My research concerns the transmission and adoption of forms of Self-Cultivation and lifestyle regimen (YangSheng) in Ming and Qing China. The field of YangSheng and its conscious self cultivation is located at the nexus of the worlds of medicine, religion and ordinary daily life where individuals seek to negotiate their inner lives with the outer world of shared common reality. YangSheng activities range from choral singing and calligraphy to medicinal foods, meditation and martial arts. Anything, in short, which makes the practitioner feel better.  David Dear.jpg


Though functioning at many different level of intention, the concepts which underpin this, most notably the idea of the manipulation Qi, are widely accepted in China as given reality. But at the same time the practice is and always has been continuously reframed by a particular hegemonic discourse. Currently this largely revolves around the nature of "traditional Chinese culture" and just what it means to be Chinese.

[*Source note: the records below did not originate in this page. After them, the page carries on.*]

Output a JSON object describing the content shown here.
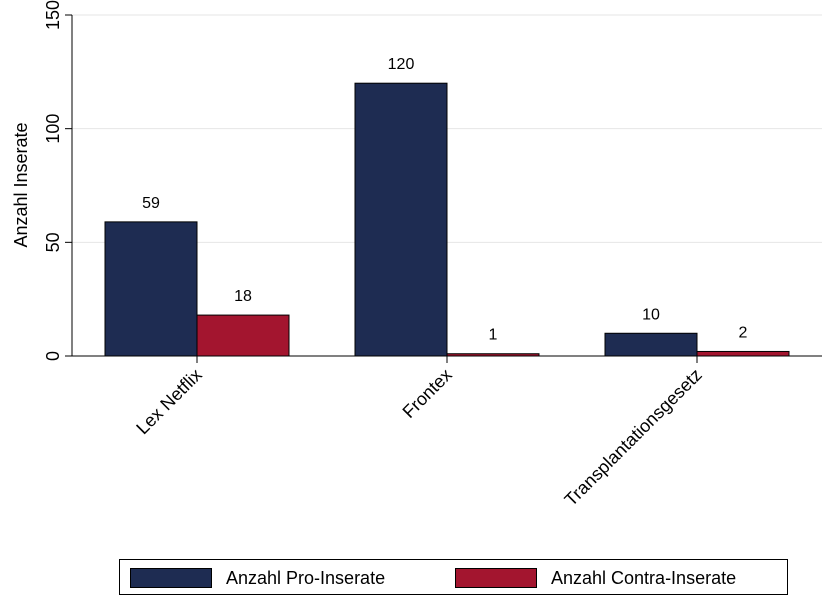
{
  "chart_data": {
    "type": "bar",
    "categories": [
      "Lex Netflix",
      "Frontex",
      "Transplantationsgesetz"
    ],
    "series": [
      {
        "name": "Anzahl Pro-Inserate",
        "values": [
          59,
          120,
          10
        ],
        "color": "#1e2c52"
      },
      {
        "name": "Anzahl Contra-Inserate",
        "values": [
          18,
          1,
          2
        ],
        "color": "#a3152f"
      }
    ],
    "data_labels": [
      [
        "59",
        "18"
      ],
      [
        "120",
        "1"
      ],
      [
        "10",
        "2"
      ]
    ],
    "ylabel": "Anzahl Inserate",
    "xlabel": "",
    "ylim": [
      0,
      150
    ],
    "yticks": [
      0,
      50,
      100,
      150
    ],
    "ytick_labels": [
      "0",
      "50",
      "100",
      "150"
    ],
    "grid": true,
    "legend_position": "bottom"
  },
  "legend": {
    "items": [
      {
        "label": "Anzahl Pro-Inserate",
        "color": "#1e2c52"
      },
      {
        "label": "Anzahl Contra-Inserate",
        "color": "#a3152f"
      }
    ]
  }
}
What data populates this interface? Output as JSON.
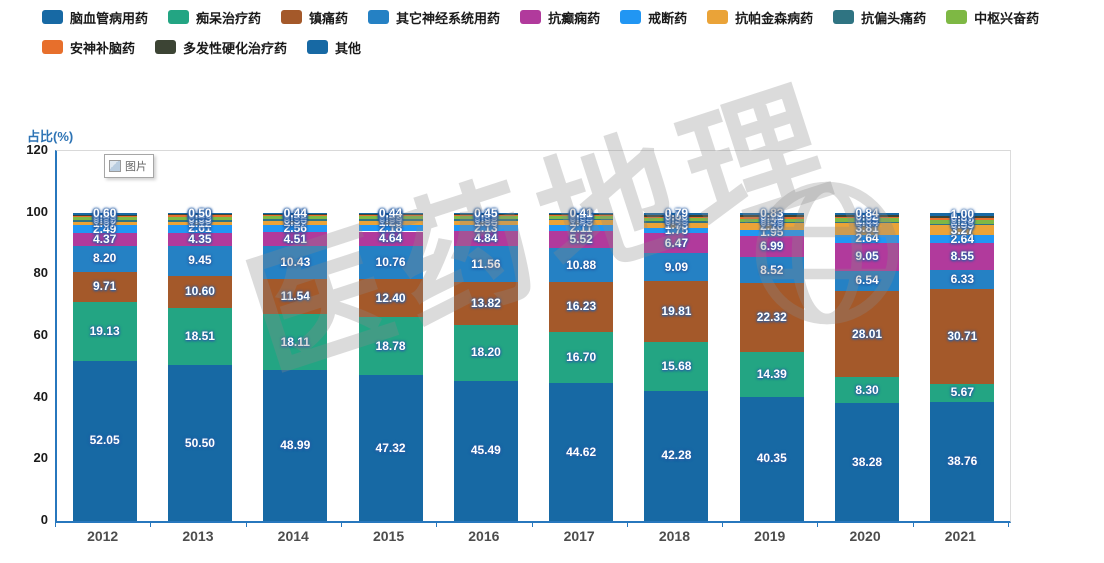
{
  "tooltip": {
    "label": "图片"
  },
  "watermark": {
    "text": "医药地理"
  },
  "axis": {
    "y_title": "占比(%)",
    "y_ticks": [
      0,
      20,
      40,
      60,
      80,
      100,
      120
    ]
  },
  "chart_data": {
    "type": "bar",
    "stacked": true,
    "title": "",
    "xlabel": "",
    "ylabel": "占比(%)",
    "ylim": [
      0,
      120
    ],
    "grid": false,
    "legend_position": "top",
    "categories": [
      "2012",
      "2013",
      "2014",
      "2015",
      "2016",
      "2017",
      "2018",
      "2019",
      "2020",
      "2021"
    ],
    "series": [
      {
        "name": "脑血管病用药",
        "color": "#1769a4",
        "values": [
          52.05,
          50.5,
          48.99,
          47.32,
          45.49,
          44.62,
          42.28,
          40.35,
          38.28,
          38.76
        ]
      },
      {
        "name": "痴呆治疗药",
        "color": "#23a583",
        "values": [
          19.13,
          18.51,
          18.11,
          18.78,
          18.2,
          16.7,
          15.68,
          14.39,
          8.3,
          5.67
        ]
      },
      {
        "name": "镇痛药",
        "color": "#a4592a",
        "values": [
          9.71,
          10.6,
          11.54,
          12.4,
          13.82,
          16.23,
          19.81,
          22.32,
          28.01,
          30.71
        ]
      },
      {
        "name": "其它神经系统用药",
        "color": "#2581c4",
        "values": [
          8.2,
          9.45,
          10.43,
          10.76,
          11.56,
          10.88,
          9.09,
          8.52,
          6.54,
          6.33
        ]
      },
      {
        "name": "抗癫痫药",
        "color": "#b13a9c",
        "values": [
          4.37,
          4.35,
          4.51,
          4.64,
          4.84,
          5.52,
          6.47,
          6.99,
          9.05,
          8.55
        ]
      },
      {
        "name": "戒断药",
        "color": "#2196f3",
        "values": [
          2.49,
          2.61,
          2.56,
          2.18,
          2.13,
          2.11,
          1.75,
          1.95,
          2.64,
          2.64
        ]
      },
      {
        "name": "抗帕金森病药",
        "color": "#eaa338",
        "values": [
          1.07,
          1.12,
          1.17,
          1.29,
          1.36,
          1.48,
          1.73,
          2.1,
          3.81,
          3.27
        ]
      },
      {
        "name": "抗偏头痛药",
        "color": "#2f7482",
        "values": [
          0.6,
          0.58,
          0.56,
          0.54,
          0.52,
          0.5,
          0.48,
          0.46,
          0.44,
          0.55
        ]
      },
      {
        "name": "中枢兴奋药",
        "color": "#7eb844",
        "values": [
          0.97,
          0.95,
          0.92,
          0.88,
          0.85,
          0.82,
          0.9,
          0.98,
          1.09,
          1.2
        ]
      },
      {
        "name": "安神补脑药",
        "color": "#e76f2c",
        "values": [
          0.55,
          0.56,
          0.52,
          0.5,
          0.48,
          0.45,
          0.42,
          0.4,
          0.38,
          0.45
        ]
      },
      {
        "name": "多发性硬化治疗药",
        "color": "#3c4434",
        "values": [
          0.26,
          0.27,
          0.25,
          0.27,
          0.3,
          0.28,
          0.6,
          0.71,
          0.62,
          0.87
        ]
      },
      {
        "name": "其他",
        "color": "#1769a4",
        "values": [
          0.6,
          0.5,
          0.44,
          0.44,
          0.45,
          0.41,
          0.79,
          0.83,
          0.84,
          1.0
        ]
      }
    ]
  }
}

My study is an inquiry into the reasons for the adoption of practice, the methods adopted, their adaptation from historical sources and the conditions which permit or hinder this, and the outcomes in terms of the effects on the individual's health, well-being, self image and on-going relationship with society at large. Particular areas of interest at the moment are the information contained in novels, stories and lifestyle guides or daily life encyclopaedias (RiYongLeiShu) of these era. I am further interested in the claims and uses made for the developing Martial Arts techniques of the 19 th and early 20 th centuries. My work has a strong multi-disciplinary approach, in particular combining anthropological approaches and insights, in order to illuminate texts that are often wilfully, or otherwise, obscure.